Im Grunde genommen hallt immer noch nach, was zwischen 1991 und 1995 passiert ist. Im Verlauf des Kriegs kam es zu massiven «ethnischen Säuberungen»: Die UNO schätzt, dass 80 Prozent aller Kriegsverbrechen in Bosnien-Herzegowina stattgefunden haben. Sie waren in der serbischen Teilrepublik besonders ausgeprägt.
Nato kontert: «Drohungen sind inakzeptabel»
90 Prozent der Gräueltaten sollen von Serben begangen worden sein: Es geht um massenhafte Ermordungen wie beim Massaker von Srebrenica im Juli 1995 mit rund 8000 Toten, Vergewaltigungen, Deportationen und Vertreibungen. Insgesamt sollen mindestens 100'000 Menschen in dem Bürgerkrieg ums Leben gekommen sein.
Ein Beitrag des ZDF zum Völkermord in Srebrenica.
Am 30. Jahrestag des Ausbruchs des Bürgerkriegs ist der Konflikt offenbar nicht überwunden. Zumindest kann Bosnien-Herzegowina heute aber auf Rückendeckung aus dem Westen zählen. Die Nato etwa hat Russlands Drohung nachdrücklich beiseite gewischt: «Keine dritte Partei hat das Recht, in so einen Prozess einzugreifen oder ihn zu behindern», bekundete Nato-Sprecherin Oana Lungescu im März 2022.

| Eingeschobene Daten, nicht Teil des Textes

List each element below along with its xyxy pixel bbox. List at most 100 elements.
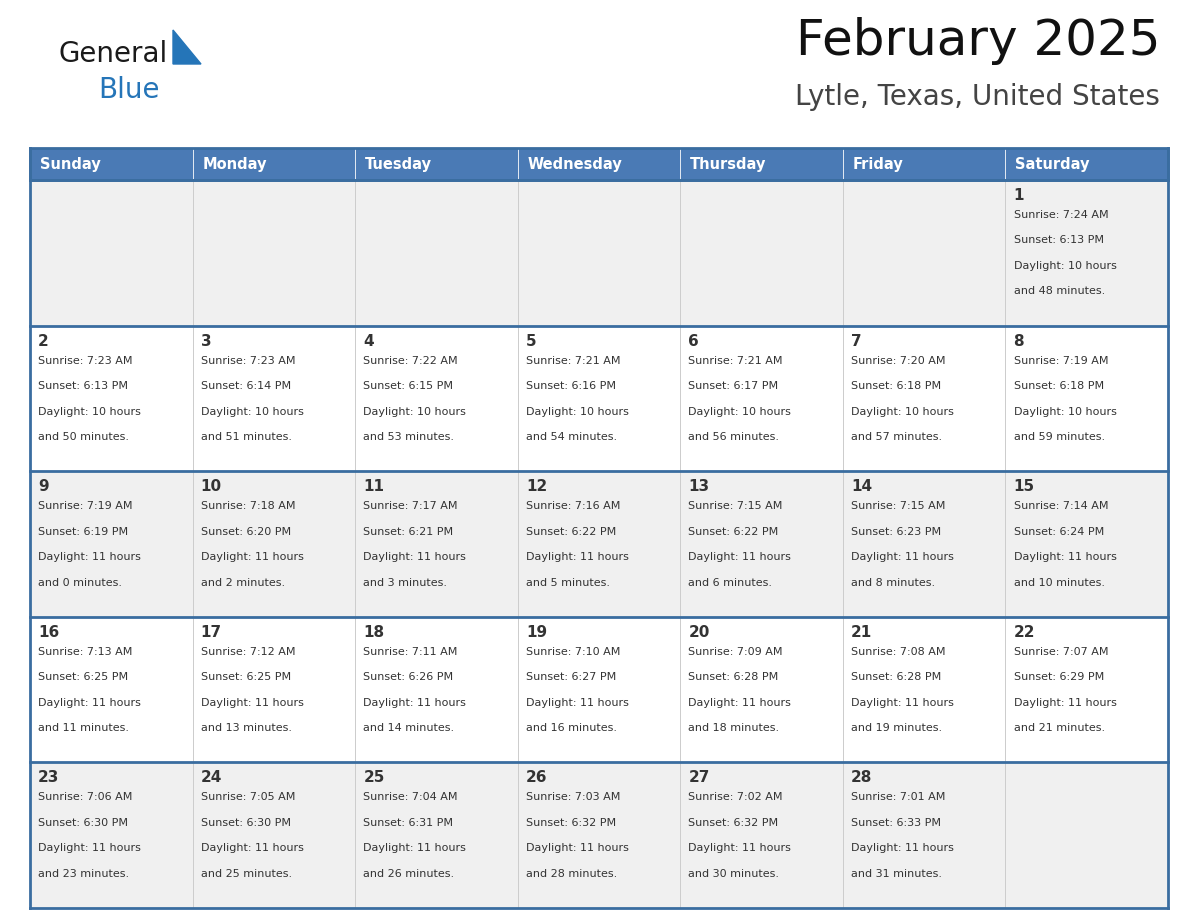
Text: Sunrise: 7:08 AM: Sunrise: 7:08 AM xyxy=(851,647,946,656)
Text: Sunset: 6:26 PM: Sunset: 6:26 PM xyxy=(364,672,454,682)
Text: Sunrise: 7:16 AM: Sunrise: 7:16 AM xyxy=(526,501,620,511)
Text: Daylight: 11 hours: Daylight: 11 hours xyxy=(851,844,954,854)
Text: and 21 minutes.: and 21 minutes. xyxy=(1013,723,1105,733)
Text: and 19 minutes.: and 19 minutes. xyxy=(851,723,942,733)
Text: Sunset: 6:15 PM: Sunset: 6:15 PM xyxy=(364,381,454,391)
Text: Sunrise: 7:14 AM: Sunrise: 7:14 AM xyxy=(1013,501,1108,511)
Bar xyxy=(30,148,1168,180)
Text: and 57 minutes.: and 57 minutes. xyxy=(851,432,942,442)
Text: Sunset: 6:18 PM: Sunset: 6:18 PM xyxy=(851,381,941,391)
Text: Daylight: 11 hours: Daylight: 11 hours xyxy=(201,698,304,708)
Text: Sunrise: 7:21 AM: Sunrise: 7:21 AM xyxy=(526,355,620,365)
Text: 3: 3 xyxy=(201,333,211,349)
Text: Sunrise: 7:23 AM: Sunrise: 7:23 AM xyxy=(38,355,133,365)
Text: Sunset: 6:28 PM: Sunset: 6:28 PM xyxy=(688,672,778,682)
Text: and 26 minutes.: and 26 minutes. xyxy=(364,868,454,879)
Text: 22: 22 xyxy=(1013,625,1035,640)
Text: Sunset: 6:24 PM: Sunset: 6:24 PM xyxy=(1013,527,1104,537)
Text: Sunrise: 7:10 AM: Sunrise: 7:10 AM xyxy=(526,647,620,656)
Text: Sunrise: 7:19 AM: Sunrise: 7:19 AM xyxy=(1013,355,1108,365)
Text: Sunrise: 7:02 AM: Sunrise: 7:02 AM xyxy=(688,792,783,802)
Text: and 51 minutes.: and 51 minutes. xyxy=(201,432,292,442)
Text: and 14 minutes.: and 14 minutes. xyxy=(364,723,454,733)
Text: and 53 minutes.: and 53 minutes. xyxy=(364,432,454,442)
Text: 19: 19 xyxy=(526,625,546,640)
Text: Sunset: 6:25 PM: Sunset: 6:25 PM xyxy=(201,672,291,682)
Text: and 59 minutes.: and 59 minutes. xyxy=(1013,432,1105,442)
Text: and 5 minutes.: and 5 minutes. xyxy=(526,577,609,588)
Text: Sunrise: 7:15 AM: Sunrise: 7:15 AM xyxy=(851,501,946,511)
Text: Sunset: 6:23 PM: Sunset: 6:23 PM xyxy=(851,527,941,537)
Bar xyxy=(192,148,355,180)
Text: 1: 1 xyxy=(1013,188,1024,203)
Text: Sunrise: 7:06 AM: Sunrise: 7:06 AM xyxy=(38,792,133,802)
Text: 24: 24 xyxy=(201,770,222,786)
Bar xyxy=(30,471,1168,617)
Text: and 18 minutes.: and 18 minutes. xyxy=(688,723,779,733)
Text: and 31 minutes.: and 31 minutes. xyxy=(851,868,942,879)
Text: Daylight: 11 hours: Daylight: 11 hours xyxy=(1013,698,1117,708)
Text: 11: 11 xyxy=(364,479,384,494)
Text: Sunset: 6:30 PM: Sunset: 6:30 PM xyxy=(201,818,291,828)
Text: 15: 15 xyxy=(1013,479,1035,494)
Text: Blue: Blue xyxy=(97,76,159,104)
Text: and 16 minutes.: and 16 minutes. xyxy=(526,723,617,733)
Text: and 10 minutes.: and 10 minutes. xyxy=(1013,577,1105,588)
Text: February 2025: February 2025 xyxy=(796,17,1159,65)
Text: Sunrise: 7:18 AM: Sunrise: 7:18 AM xyxy=(201,501,295,511)
Text: General: General xyxy=(58,40,168,68)
Text: and 0 minutes.: and 0 minutes. xyxy=(38,577,122,588)
Text: and 48 minutes.: and 48 minutes. xyxy=(1013,286,1105,297)
Text: 6: 6 xyxy=(688,333,700,349)
Text: Friday: Friday xyxy=(853,156,903,172)
Text: and 50 minutes.: and 50 minutes. xyxy=(38,432,129,442)
Bar xyxy=(30,763,1168,908)
Bar xyxy=(1005,148,1168,180)
Text: Sunrise: 7:03 AM: Sunrise: 7:03 AM xyxy=(526,792,620,802)
Text: Sunset: 6:22 PM: Sunset: 6:22 PM xyxy=(526,527,617,537)
Text: 12: 12 xyxy=(526,479,548,494)
Text: Daylight: 11 hours: Daylight: 11 hours xyxy=(1013,552,1117,562)
Text: Sunrise: 7:24 AM: Sunrise: 7:24 AM xyxy=(1013,210,1108,220)
Text: 14: 14 xyxy=(851,479,872,494)
Text: Daylight: 11 hours: Daylight: 11 hours xyxy=(201,552,304,562)
Text: and 23 minutes.: and 23 minutes. xyxy=(38,868,129,879)
Text: Sunset: 6:16 PM: Sunset: 6:16 PM xyxy=(526,381,615,391)
Text: 17: 17 xyxy=(201,625,222,640)
Text: Daylight: 11 hours: Daylight: 11 hours xyxy=(688,844,791,854)
Text: 13: 13 xyxy=(688,479,709,494)
Text: 28: 28 xyxy=(851,770,872,786)
Text: Lytle, Texas, United States: Lytle, Texas, United States xyxy=(795,83,1159,111)
Text: Sunrise: 7:01 AM: Sunrise: 7:01 AM xyxy=(851,792,946,802)
Text: Daylight: 11 hours: Daylight: 11 hours xyxy=(364,844,466,854)
Text: Sunrise: 7:04 AM: Sunrise: 7:04 AM xyxy=(364,792,457,802)
Text: Sunset: 6:32 PM: Sunset: 6:32 PM xyxy=(526,818,615,828)
Text: Sunset: 6:20 PM: Sunset: 6:20 PM xyxy=(201,527,291,537)
Text: Daylight: 10 hours: Daylight: 10 hours xyxy=(688,407,791,417)
Text: Sunday: Sunday xyxy=(39,156,101,172)
Text: Daylight: 11 hours: Daylight: 11 hours xyxy=(364,552,466,562)
Text: and 25 minutes.: and 25 minutes. xyxy=(201,868,292,879)
Text: Sunset: 6:13 PM: Sunset: 6:13 PM xyxy=(38,381,128,391)
Text: Daylight: 11 hours: Daylight: 11 hours xyxy=(201,844,304,854)
Text: Sunrise: 7:21 AM: Sunrise: 7:21 AM xyxy=(688,355,783,365)
Text: 21: 21 xyxy=(851,625,872,640)
Text: Daylight: 10 hours: Daylight: 10 hours xyxy=(526,407,628,417)
Text: Daylight: 11 hours: Daylight: 11 hours xyxy=(688,552,791,562)
Text: Sunset: 6:19 PM: Sunset: 6:19 PM xyxy=(38,527,128,537)
Text: Sunset: 6:22 PM: Sunset: 6:22 PM xyxy=(688,527,778,537)
Text: 7: 7 xyxy=(851,333,861,349)
Text: and 56 minutes.: and 56 minutes. xyxy=(688,432,779,442)
Bar xyxy=(681,148,842,180)
Text: Daylight: 10 hours: Daylight: 10 hours xyxy=(201,407,304,417)
Text: 26: 26 xyxy=(526,770,548,786)
Text: Sunset: 6:21 PM: Sunset: 6:21 PM xyxy=(364,527,454,537)
Text: Daylight: 11 hours: Daylight: 11 hours xyxy=(688,698,791,708)
Text: Sunrise: 7:23 AM: Sunrise: 7:23 AM xyxy=(201,355,295,365)
Text: and 8 minutes.: and 8 minutes. xyxy=(851,577,935,588)
Bar xyxy=(30,326,1168,471)
Text: 4: 4 xyxy=(364,333,374,349)
Text: Sunset: 6:13 PM: Sunset: 6:13 PM xyxy=(1013,236,1104,245)
Bar xyxy=(30,617,1168,763)
Text: Sunrise: 7:17 AM: Sunrise: 7:17 AM xyxy=(364,501,457,511)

Und weiter: «Alle Drohungen in dieser Hinsicht sind inakzeptabel. Die Zeit der Einflusssphären ist vorbei. Wir rufen unsere bosnischen Freunde auf, die Vor- und Nachteile [eines Beitritts] abzuwägen und die Meinungen der Bewohner des Landes einzubeziehen.» Das werden die Menschen in Bosnien-Herzegowina sicherlich tun. Die Frage ist, ob Russland das Ergebnis akzeptieren wird.